Blackler was drinking with Fahey at the victim's Brockville home on October 25, 2016 when the attack occurred.
It was suggested at trial the violence ensued when the victim made a crass comment about the defendant's family, but that was never confirmed.
Fahey suffered a fractured bone in his neck, a split lip from his mouth to his nose, a broken nose, a torn eyelid, as well as extensive bruising on the inner of both eye sockets, cheeks and throat.
He was found dead on the floor of his lounge the next day.
After the attack, forensic scientists said, evidence showed Blackler tried to clean the blood off himself in the bathroom.

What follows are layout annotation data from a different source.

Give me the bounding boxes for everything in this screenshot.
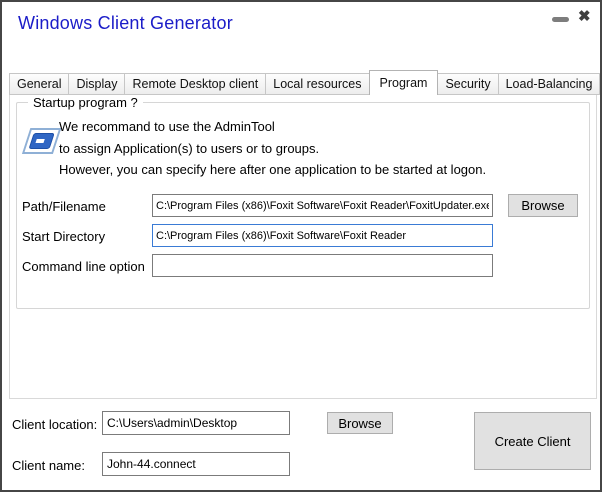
tab-program[interactable]: Program [369, 70, 439, 95]
close-icon[interactable]: ✖ [578, 6, 591, 28]
path-filename-label: Path/Filename [22, 199, 106, 214]
client-location-label: Client location: [12, 417, 97, 432]
tab-security[interactable]: Security [437, 73, 498, 95]
client-name-input[interactable] [102, 452, 290, 476]
start-directory-input[interactable] [152, 224, 493, 247]
startup-program-group-title: Startup program ? [28, 95, 143, 110]
command-line-option-label: Command line option [22, 259, 145, 274]
tab-general[interactable]: General [9, 73, 69, 95]
window-title: Windows Client Generator [18, 13, 233, 34]
info-text-line-3: However, you can specify here after one … [59, 162, 486, 177]
windows-client-generator-dialog: Windows Client Generator ✖ General Displ… [0, 0, 602, 492]
client-name-label: Client name: [12, 458, 85, 473]
client-location-browse-button[interactable]: Browse [327, 412, 393, 434]
client-location-input[interactable] [102, 411, 290, 435]
minimize-icon[interactable] [552, 17, 569, 22]
tab-display[interactable]: Display [68, 73, 125, 95]
tab-load-balancing[interactable]: Load-Balancing [498, 73, 601, 95]
info-text-line-2: to assign Application(s) to users or to … [59, 141, 319, 156]
tab-remote-desktop-client[interactable]: Remote Desktop client [124, 73, 266, 95]
start-directory-label: Start Directory [22, 229, 105, 244]
command-line-option-input[interactable] [152, 254, 493, 277]
info-text-line-1: We recommand to use the AdminTool [59, 119, 275, 134]
tab-strip: General Display Remote Desktop client Lo… [9, 71, 599, 95]
path-browse-button[interactable]: Browse [508, 194, 578, 217]
application-window-icon [21, 125, 61, 162]
tab-local-resources[interactable]: Local resources [265, 73, 369, 95]
create-client-button[interactable]: Create Client [474, 412, 591, 470]
path-filename-input[interactable] [152, 194, 493, 217]
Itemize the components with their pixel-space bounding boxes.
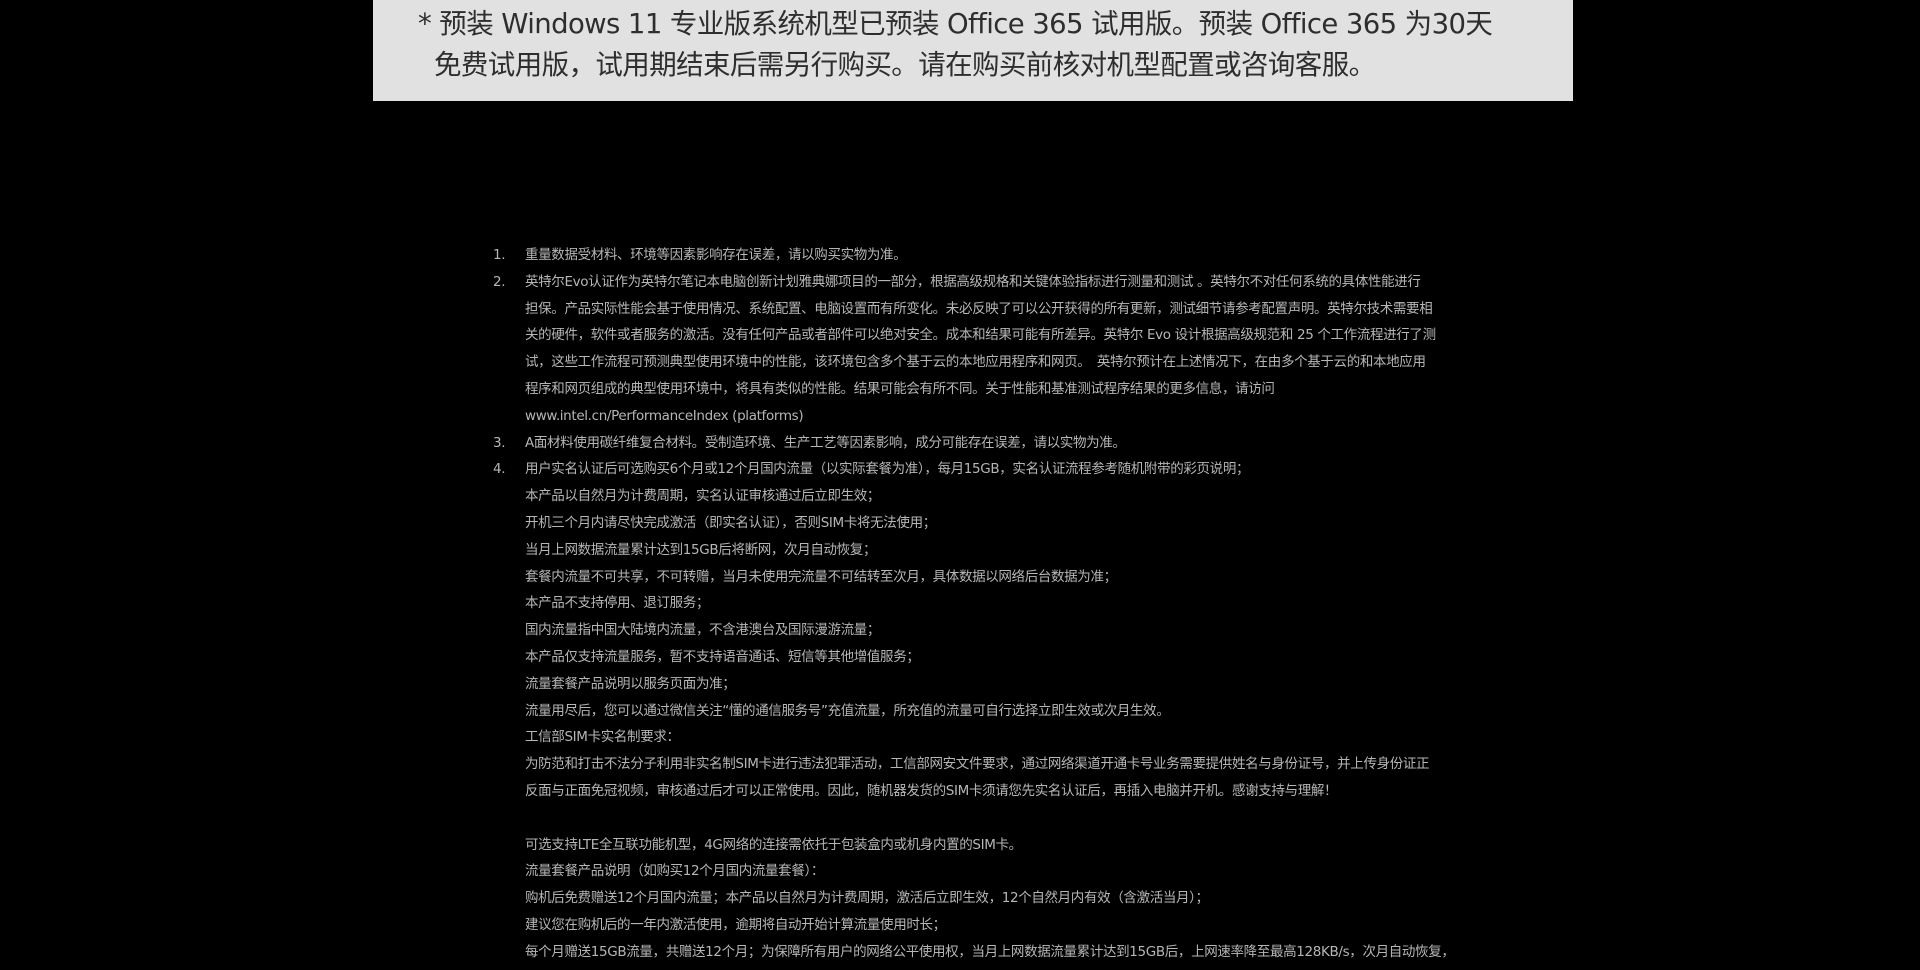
footnote-line: 英特尔Evo认证作为英特尔笔记本电脑创新计划雅典娜项目的一部分，根据高级规格和关… <box>525 273 1421 290</box>
footnote-line: 担保。产品实际性能会基于使用情况、系统配置、电脑设置而有所变化。未必反映了可以公… <box>525 300 1433 317</box>
footnote-line: 建议您在购机后的一年内激活使用，逾期将自动开始计算流量使用时长； <box>525 916 946 933</box>
footnote-line: 可选支持LTE全互联功能机型，4G网络的连接需依托于包装盒内或机身内置的SIM卡… <box>525 836 1022 853</box>
footnote-number: 1. <box>493 247 506 263</box>
office-notice-banner: * 预装 Windows 11 专业版系统机型已预装 Office 365 试用… <box>373 0 1573 101</box>
footnote-line: 工信部SIM卡实名制要求： <box>525 729 680 746</box>
footnote-line: 流量套餐产品说明以服务页面为准； <box>525 675 736 692</box>
banner-line-1: * 预装 Windows 11 专业版系统机型已预装 Office 365 试用… <box>418 8 1493 40</box>
footnote-line: 每个月赠送15GB流量，共赠送12个月；为保障所有用户的网络公平使用权，当月上网… <box>525 943 1455 960</box>
footnote-line: 套餐内流量不可共享，不可转赠，当月未使用完流量不可结转至次月，具体数据以网络后台… <box>525 568 1117 585</box>
footnote-line: 流量用尽后，您可以通过微信关注“懂的通信服务号”充值流量，所充值的流量可自行选择… <box>525 702 1170 719</box>
footnote-line: 试，这些工作流程可预测典型使用环境中的性能，该环境包含多个基于云的本地应用程序和… <box>525 354 1426 371</box>
footnote-item: 2. 英特尔Evo认证作为英特尔笔记本电脑创新计划雅典娜项目的一部分，根据高级规格… <box>0 269 1477 430</box>
footnote-line: 用户实名认证后可选购买6个月或12个月国内流量（以实际套餐为准），每月15GB，… <box>525 461 1250 478</box>
footnote-item: 4. 用户实名认证后可选购买6个月或12个月国内流量（以实际套餐为准），每月15G… <box>0 456 1477 965</box>
footnote-line: 本产品不支持停用、退订服务； <box>525 595 710 612</box>
footnote-line: 开机三个月内请尽快完成激活（即实名认证），否则SIM卡将无法使用； <box>525 514 936 531</box>
page: * 预装 Windows 11 专业版系统机型已预装 Office 365 试用… <box>0 0 1920 970</box>
footnote-line: 重量数据受材料、环境等因素影响存在误差，请以购买实物为准。 <box>525 247 907 263</box>
footnote-line: 关的硬件，软件或者服务的激活。没有任何产品或者部件可以绝对安全。成本和结果可能有… <box>525 327 1436 344</box>
footnote-line: 购机后免费赠送12个月国内流量；本产品以自然月为计费周期，激活后立即生效，12个… <box>525 890 1209 907</box>
footnotes-list: 1. 重量数据受材料、环境等因素影响存在误差，请以购买实物为准。 2. 英特尔Evo认… <box>0 242 1920 966</box>
banner-line-2: 免费试用版，试用期结束后需另行购买。请在购买前核对机型配置或咨询客服。 <box>434 49 1376 81</box>
footnote-line: 程序和网页组成的典型使用环境中，将具有类似的性能。结果可能会有所不同。关于性能和… <box>525 380 1275 397</box>
footnote-line: 当月上网数据流量累计达到15GB后将断网，次月自动恢复； <box>525 541 877 558</box>
footnote-line: 国内流量指中国大陆境内流量，不含港澳台及国际漫游流量； <box>525 622 881 639</box>
footnote-line: www.intel.cn/PerformanceIndex (platforms… <box>525 407 804 424</box>
footnote-line: 本产品以自然月为计费周期，实名认证审核通过后立即生效； <box>525 488 881 505</box>
footnote-line: 流量套餐产品说明（如购买12个月国内流量套餐）： <box>525 863 825 880</box>
footnote-item: 3. A面材料使用碳纤维复合材料。受制造环境、生产工艺等因素影响，成分可能存在误差… <box>0 430 1477 457</box>
footnote-line: A面材料使用碳纤维复合材料。受制造环境、生产工艺等因素影响，成分可能存在误差，请… <box>525 434 1126 451</box>
footnote-number: 4. <box>493 461 506 478</box>
footnote-number: 2. <box>493 273 506 290</box>
footnote-number: 3. <box>493 434 506 451</box>
footnote-line: 为防范和打击不法分子利用非实名制SIM卡进行违法犯罪活动，工信部网安文件要求，通… <box>525 756 1430 773</box>
footnote-item: 1. 重量数据受材料、环境等因素影响存在误差，请以购买实物为准。 <box>0 242 1477 269</box>
footnote-line: 本产品仅支持流量服务，暂不支持语音通话、短信等其他增值服务； <box>525 648 920 665</box>
footnote-line: 反面与正面免冠视频，审核通过后才可以正常使用。因此，随机器发货的SIM卡须请您先… <box>525 782 1338 799</box>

He then rang his partner to say he thought he may have killed his best friend and called a taxi to take him to her home.
Family of Fahey — who described him as "kind and gentle" — told the Parole Board they were traumatised by what had happened and rigorously opposed Blackler's release.
"When he is released, whether on parole or at the end of his sentence, they do not want him to be released to Dunedin," Coleman said.
"Blackler told the board he respected the victims' wishes."
The prisoner would next be seen by the Parole Board in October 2022.
He may be transferred to Rolleston Prison before then for work-related reintegration, Coleman said.